3. Boy Who Have Cursed

174 35 6
                                    

"Hah."

Helaan nafas sekali lagi terdengar dari dalam ruangan putra mahkota.

Steve sedari tadi tidak bisa mengerjakan perkerjaannya dengan baik. Ia selalu teringat akan apa yang ayahandanya katakan malam kemarin. Tentang pernikahannya.

Steve selalu tidak siap tentang hal ini.

"Hah, apa yang harus aku lakukan? Ayahanda sudah mulai sering membahas mengenai pernikahan itu."

Steve meletakkan pulpen ditangannya ke tempat yang terletak diujung mejanya. Sebaiknya ia tidak mengerjakan pekerjaan ini dulu. Steve lebih baik beristirahat untuk memikirkan apa yang ayahanda katakan mengenai pernikahan dan jalinan hubungan dengan kerajaan negeri tetangga.

"Lebih baik aku beristirahat."

Brak!

"Gawat! Kak Steve, Ben dia-"

Terry mendobrak pintu ruangan Steve dengan wajah paniknya. Nafasnya masih tersengal akibat berlari menuju ruangan kakaknya ini. Wajah khawatir bercampur paniknya membuat Steve yang tadinya hendak beristirahat di sofa lantas langsung menghampiri Terry yang terlihat sangat berantakan. Steve tau ada sesuatu yang buruk kalau Terry sampai seperti ini.

"Ada apa? Ada apa dengan Ben, Terry?"

"Dia- Ben dia ha- hah."

"H-hei tenanglah. Atur nafasmu."

Bukannya mengikuti apa yang Steve katakan, Terry malah menyeret Steve dengan cara menarik tangan kakaknya itu. Tidak ada waktu untuknya menjelaskan mengenai kondisi Ben kepada Steve. Lebih baik kakaknya itu sendiri yang melihat keadaan Ben secara langsung.

Steve hanya menurut saat diseret menuju kamar Ben oleh Terry.

Saat sampai, betapa terkejutnya Steve melihat keadaan Ben yang tengah mengerang kesakitan. Kasurnya juga berantakan yang pasti itu karena Ben untuk melampiaskan rasa sakitnya.

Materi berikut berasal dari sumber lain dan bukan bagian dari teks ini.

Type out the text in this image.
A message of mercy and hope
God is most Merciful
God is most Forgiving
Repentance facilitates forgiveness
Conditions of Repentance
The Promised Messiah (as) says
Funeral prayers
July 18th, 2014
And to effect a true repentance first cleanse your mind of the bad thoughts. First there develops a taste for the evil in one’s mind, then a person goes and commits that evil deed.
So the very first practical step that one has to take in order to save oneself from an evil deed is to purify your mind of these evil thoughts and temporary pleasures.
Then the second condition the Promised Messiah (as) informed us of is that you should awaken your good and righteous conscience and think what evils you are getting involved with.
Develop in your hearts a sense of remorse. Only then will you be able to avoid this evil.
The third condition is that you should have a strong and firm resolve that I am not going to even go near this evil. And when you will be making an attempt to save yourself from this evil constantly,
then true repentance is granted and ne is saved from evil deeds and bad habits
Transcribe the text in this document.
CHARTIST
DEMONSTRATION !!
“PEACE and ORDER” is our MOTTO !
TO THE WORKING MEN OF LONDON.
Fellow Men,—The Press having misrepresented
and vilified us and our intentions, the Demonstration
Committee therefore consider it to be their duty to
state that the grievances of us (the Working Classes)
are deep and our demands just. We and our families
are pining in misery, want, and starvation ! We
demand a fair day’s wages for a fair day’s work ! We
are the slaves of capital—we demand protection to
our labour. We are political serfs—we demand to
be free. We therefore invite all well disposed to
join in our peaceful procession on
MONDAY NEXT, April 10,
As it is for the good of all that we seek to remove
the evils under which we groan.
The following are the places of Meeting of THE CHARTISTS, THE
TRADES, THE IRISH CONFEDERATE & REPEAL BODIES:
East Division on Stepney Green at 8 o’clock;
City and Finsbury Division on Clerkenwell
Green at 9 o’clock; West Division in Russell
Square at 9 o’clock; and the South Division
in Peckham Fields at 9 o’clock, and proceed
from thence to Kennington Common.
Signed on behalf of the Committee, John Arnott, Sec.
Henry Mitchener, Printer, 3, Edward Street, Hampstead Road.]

Ben mengerang sambil memegang tengkuk belakangnya dengan satu tangannya.

"S-sakit. Ugh- panas sekali!"

"Ben! Apa yang terjadi padamu?"

Steve segera menghampiri ben yang masih mengerang kesakitan.

"Terry segera panggilkan tabib. Segera!"

Terry menangguk cepat. "B-baik, kak."

"Hey Ben. Dengar kakak? Sebentar lagi tabib akan datang, sakitnya nanti akan hilang. Tenangkan dirimu, okey? Kamu bisa melukai dirimu sendiri kalau seperti ini."

Ben menoleh kearah Steve.

"K-kakak. Ugg kakak? Kakak s-sakit. Disini rasanya panas kak."

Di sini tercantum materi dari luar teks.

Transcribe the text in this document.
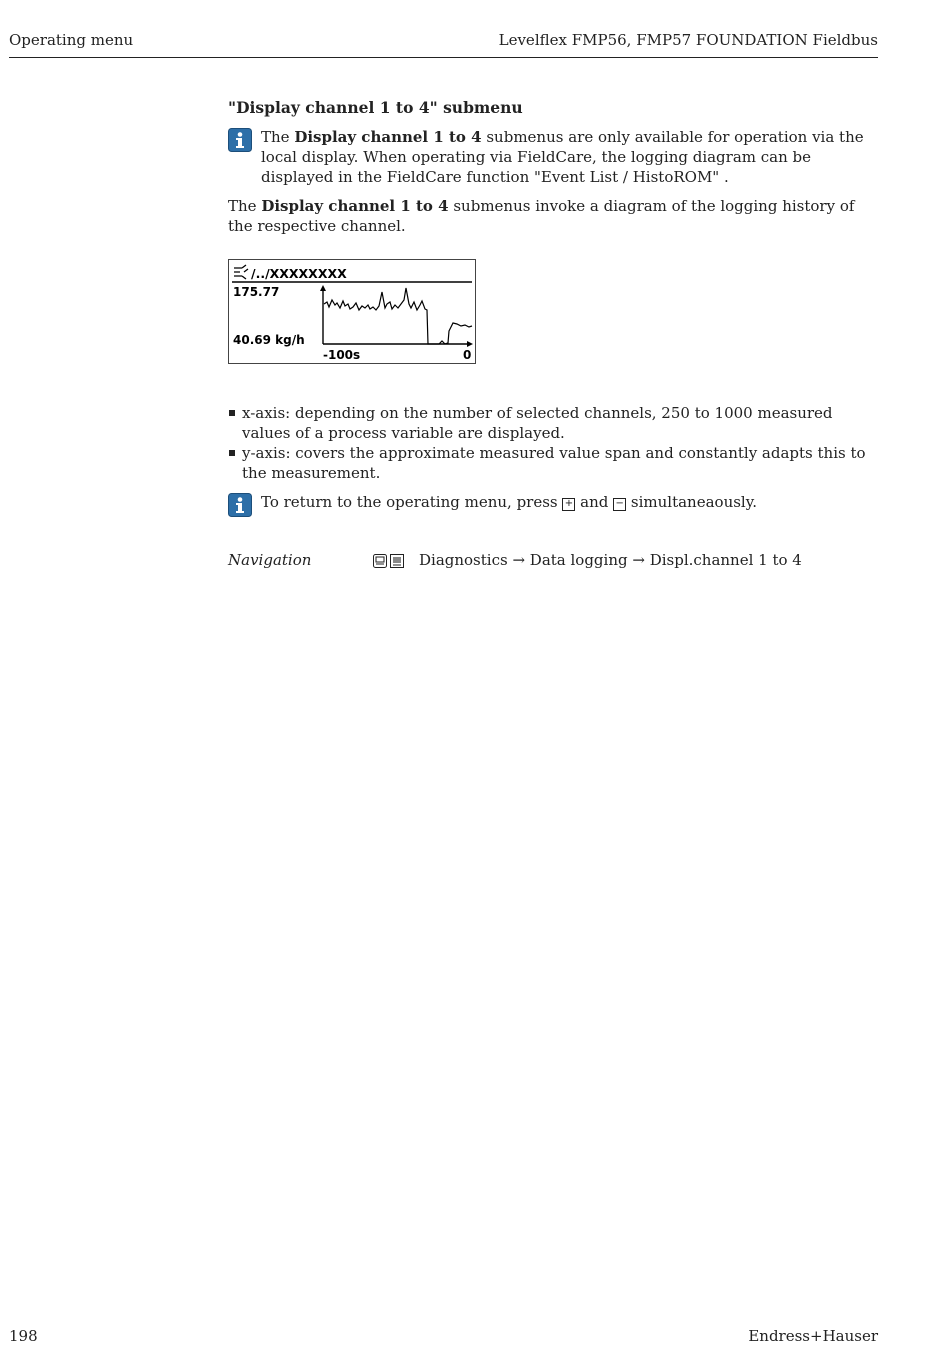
Operating menu	Levelflex FMP56, FMP57 FOUNDATION Fieldbus
"Display channel 1 to 4" submenu
The Display channel 1 to 4 submenus are only available for operation via the local display. When operating via FieldCare, the logging diagram can be displayed in the FieldCare function "Event List / HistoROM" .
The Display channel 1 to 4 submenus invoke a diagram of the logging history of the respective channel.
/../XXXXXXXX
175.77
40.69 kg/h
-100s	0
x-axis: depending on the number of selected channels, 250 to 1000 measured values of a process variable are displayed.
y-axis: covers the approximate measured value span and constantly adapts this to the measurement.
To return to the operating menu, press + and − simultaneaously.
Navigation	Diagnostics → Data logging → Displ.channel 1 to 4
198	Endress+Hauser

Ben menunjuk tengkuknya dimana ia nerasakan panas yang sangat menyiksa itu.

"Ssssh, biar kakak lihat."

Ben membuka tangannya, membiarkan Steve untuk melihat apa yang ada pada tengkuknya itu. Apa yang membuat tengkuknya terasa panas?

Saat Steve melihat kearah tengkuk Ben. Ia terkejut karena mendapati sebuah tanda yang tidak ia kenali. Tapi saat ini Steve tidak akan mengambil Lusia g hal itu dulu. Untuk sekarang ia akan fokus pada panas di tengkuk Ben dulu, ia akan menghilangkan panasnya agar tidak menyakiti adiknya.

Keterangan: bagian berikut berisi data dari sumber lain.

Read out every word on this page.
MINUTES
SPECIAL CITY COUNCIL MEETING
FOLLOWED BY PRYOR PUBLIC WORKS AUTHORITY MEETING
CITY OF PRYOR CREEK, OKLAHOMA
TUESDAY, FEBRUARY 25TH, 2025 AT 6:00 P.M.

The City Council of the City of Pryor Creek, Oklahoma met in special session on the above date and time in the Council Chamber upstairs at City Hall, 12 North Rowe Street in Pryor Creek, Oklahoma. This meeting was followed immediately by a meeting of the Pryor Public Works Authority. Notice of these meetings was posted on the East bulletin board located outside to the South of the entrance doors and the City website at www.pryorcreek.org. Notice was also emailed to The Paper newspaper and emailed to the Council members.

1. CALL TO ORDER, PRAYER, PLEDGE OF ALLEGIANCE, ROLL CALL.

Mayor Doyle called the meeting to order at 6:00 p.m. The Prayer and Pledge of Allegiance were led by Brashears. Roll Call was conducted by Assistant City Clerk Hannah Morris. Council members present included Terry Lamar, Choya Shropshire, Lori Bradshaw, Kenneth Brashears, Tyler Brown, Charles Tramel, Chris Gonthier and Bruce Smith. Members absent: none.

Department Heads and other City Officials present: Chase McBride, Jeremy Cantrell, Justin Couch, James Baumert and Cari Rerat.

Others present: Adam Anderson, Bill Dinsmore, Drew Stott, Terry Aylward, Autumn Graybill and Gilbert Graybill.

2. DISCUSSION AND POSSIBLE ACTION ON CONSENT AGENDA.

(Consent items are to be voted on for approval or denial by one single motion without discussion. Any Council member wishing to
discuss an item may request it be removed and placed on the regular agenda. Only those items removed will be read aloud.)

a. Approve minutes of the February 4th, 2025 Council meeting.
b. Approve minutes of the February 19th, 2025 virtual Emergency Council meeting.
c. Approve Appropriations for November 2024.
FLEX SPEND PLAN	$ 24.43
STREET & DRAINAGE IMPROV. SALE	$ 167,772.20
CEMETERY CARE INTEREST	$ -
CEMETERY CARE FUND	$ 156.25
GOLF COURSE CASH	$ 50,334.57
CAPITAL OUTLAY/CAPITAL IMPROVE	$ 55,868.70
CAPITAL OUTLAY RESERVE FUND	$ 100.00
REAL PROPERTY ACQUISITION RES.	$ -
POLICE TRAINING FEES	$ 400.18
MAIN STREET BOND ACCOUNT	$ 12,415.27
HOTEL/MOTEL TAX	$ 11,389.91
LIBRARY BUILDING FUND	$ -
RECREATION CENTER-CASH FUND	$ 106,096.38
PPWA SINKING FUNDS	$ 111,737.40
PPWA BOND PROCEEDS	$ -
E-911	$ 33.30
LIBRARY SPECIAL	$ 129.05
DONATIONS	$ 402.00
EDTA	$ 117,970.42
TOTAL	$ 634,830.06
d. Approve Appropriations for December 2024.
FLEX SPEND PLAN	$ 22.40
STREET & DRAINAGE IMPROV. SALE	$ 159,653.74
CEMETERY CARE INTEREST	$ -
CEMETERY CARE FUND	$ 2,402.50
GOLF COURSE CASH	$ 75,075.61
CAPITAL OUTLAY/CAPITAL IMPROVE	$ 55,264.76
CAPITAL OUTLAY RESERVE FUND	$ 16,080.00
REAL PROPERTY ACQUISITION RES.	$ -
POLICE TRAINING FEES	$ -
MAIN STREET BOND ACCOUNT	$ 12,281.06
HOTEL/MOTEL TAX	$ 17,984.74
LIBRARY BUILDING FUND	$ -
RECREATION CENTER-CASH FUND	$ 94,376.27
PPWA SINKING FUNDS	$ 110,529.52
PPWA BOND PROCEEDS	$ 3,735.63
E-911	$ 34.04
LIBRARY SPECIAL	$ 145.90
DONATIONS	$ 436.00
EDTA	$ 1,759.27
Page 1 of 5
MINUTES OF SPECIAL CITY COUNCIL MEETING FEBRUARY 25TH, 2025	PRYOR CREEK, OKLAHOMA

Steve mengusap pelan tanda itu. Lalu jempolnya diam tempat pada bagian tengah tanda itu. Secara ajaib sakit dan panas yang Ben rasakan mulai menghilang.

"Kak, apa itu? Apa sudah sembuh?"

Steve mengangguk. Ia tersenyum kearah Ben. "Pasti akan sembuh."

Beberapa saat setelahnya Terry datang dengan seorang tabib kerajaan bersamanya.